Likewise with Football. If you’re willing to swallow your pride and to suckle from the teat that is Rupert Murdoch, then you can get English football to your hearts content in Australia. Which is just as well when Arsenal seem set to dominate for the next decade. ESPN even have Tommy Smyth doing commentary. Tommy grew up 5km from where I did in the rolling drumlins of North Louth. He moved to the USA in the 50s but hasn’t lost his distinctive Dundalk accent, which now brings pleasure to millions of ESPN viewers around the world.

I went to my first Australian wedding last Saturday looking for differences to the Irish experience. But the similarities are what stand out. A nervous man marries a nervous woman. There are guests looking uncomfortable in suits and big hats and there are hyperactive kids running around on sugar-fuelled acts of destruction. You’ll have at least one argument between a couple who have had true love exposed to them on stage and therefore feel a piercing light shone into their relationship. There is nothing like vows of adoration between the newly married couple to make other couples feel inadequate in their own relationship. There is food and wine in abundance and speeches that vary from the bizarre to the sublime. At Saturday’s wedding, my sister took on the role of Chief Bridesmaid. It was her 5th such outing which makes her seem like a character in a Jane Austen Novel. She delivered a marvellous speech, which was well received; although I’m not sure the groom appreciated the threats to break his legs if he ever disappointed the bride.

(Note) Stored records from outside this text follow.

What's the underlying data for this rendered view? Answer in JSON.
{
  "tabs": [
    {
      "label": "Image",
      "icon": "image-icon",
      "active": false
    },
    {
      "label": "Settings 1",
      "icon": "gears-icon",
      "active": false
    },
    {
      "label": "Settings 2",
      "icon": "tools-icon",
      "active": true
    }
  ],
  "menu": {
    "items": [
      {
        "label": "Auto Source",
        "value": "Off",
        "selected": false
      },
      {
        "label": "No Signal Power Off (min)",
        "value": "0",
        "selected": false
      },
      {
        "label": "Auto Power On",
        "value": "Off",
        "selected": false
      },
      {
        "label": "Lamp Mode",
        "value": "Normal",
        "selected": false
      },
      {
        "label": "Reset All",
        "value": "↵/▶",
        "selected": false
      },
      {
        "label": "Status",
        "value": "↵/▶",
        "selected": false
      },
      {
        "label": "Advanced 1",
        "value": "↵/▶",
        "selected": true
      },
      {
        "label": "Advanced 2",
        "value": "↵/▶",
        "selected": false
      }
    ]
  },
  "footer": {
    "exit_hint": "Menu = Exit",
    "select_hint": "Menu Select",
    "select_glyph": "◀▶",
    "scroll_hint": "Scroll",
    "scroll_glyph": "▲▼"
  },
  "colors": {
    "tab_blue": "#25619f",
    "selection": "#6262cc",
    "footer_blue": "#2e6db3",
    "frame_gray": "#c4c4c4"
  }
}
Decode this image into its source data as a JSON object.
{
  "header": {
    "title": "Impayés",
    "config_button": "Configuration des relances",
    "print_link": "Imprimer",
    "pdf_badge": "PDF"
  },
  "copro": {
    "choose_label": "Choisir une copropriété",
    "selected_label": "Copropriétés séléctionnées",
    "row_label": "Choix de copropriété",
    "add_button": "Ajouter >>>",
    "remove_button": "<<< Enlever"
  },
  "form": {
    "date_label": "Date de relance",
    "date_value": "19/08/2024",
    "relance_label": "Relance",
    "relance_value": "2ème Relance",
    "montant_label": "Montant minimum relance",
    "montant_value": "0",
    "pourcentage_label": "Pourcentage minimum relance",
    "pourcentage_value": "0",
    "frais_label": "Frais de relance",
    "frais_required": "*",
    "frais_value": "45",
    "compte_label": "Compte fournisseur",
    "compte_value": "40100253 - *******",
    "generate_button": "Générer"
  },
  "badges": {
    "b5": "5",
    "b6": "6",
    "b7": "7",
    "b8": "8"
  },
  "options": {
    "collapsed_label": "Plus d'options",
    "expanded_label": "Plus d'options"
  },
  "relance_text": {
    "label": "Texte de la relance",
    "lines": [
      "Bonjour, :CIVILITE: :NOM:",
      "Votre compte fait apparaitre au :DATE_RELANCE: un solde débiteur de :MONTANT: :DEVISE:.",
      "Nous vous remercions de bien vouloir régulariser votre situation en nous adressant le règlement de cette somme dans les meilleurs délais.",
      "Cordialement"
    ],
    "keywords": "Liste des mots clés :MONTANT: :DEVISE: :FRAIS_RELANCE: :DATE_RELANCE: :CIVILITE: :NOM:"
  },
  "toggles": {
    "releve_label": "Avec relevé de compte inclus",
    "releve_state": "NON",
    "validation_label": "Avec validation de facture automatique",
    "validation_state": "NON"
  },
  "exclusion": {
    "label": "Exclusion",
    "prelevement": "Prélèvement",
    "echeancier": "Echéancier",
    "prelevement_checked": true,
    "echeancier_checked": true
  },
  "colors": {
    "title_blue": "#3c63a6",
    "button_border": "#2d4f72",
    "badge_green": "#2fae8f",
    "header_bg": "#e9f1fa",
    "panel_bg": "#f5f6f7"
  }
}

After the official reception, we retreated to a rented house in the middle of the Blue Mountains (which aren’t very Blue, but I won’t go there). We partied until dawn crept like an angry bouncer across the porch and shuffled us off to bed. Earlier, the three Irish people at the wedding fulfilled the prophecy of James 19:88 “Wherever two or more Irish people meet in my name and alcohol is involved, they will sing the Fields of Athenry”. And low it came to pass. We gave the Fields socks in the most reggae version ever heard.

Then I did the same thing I’ve done at parties since I was 17. I found a nice girl and sat in the kitchen talking about life, politics, history and why there are always sea-gulls at the Melbourne Cricket Ground. Kitchens have always been my favorite place at parties, you have easy access to the fridge and it creates the kind of cosy domesticity that makes conversation natural. We talked until 5am and then she went back to the living room where her boyfriend was asleep on the couch. That’s the problem with beautiful interesting women. They are rarely single. You can look for differences in the world, but more often that not, what disappoints is that most things are just the same.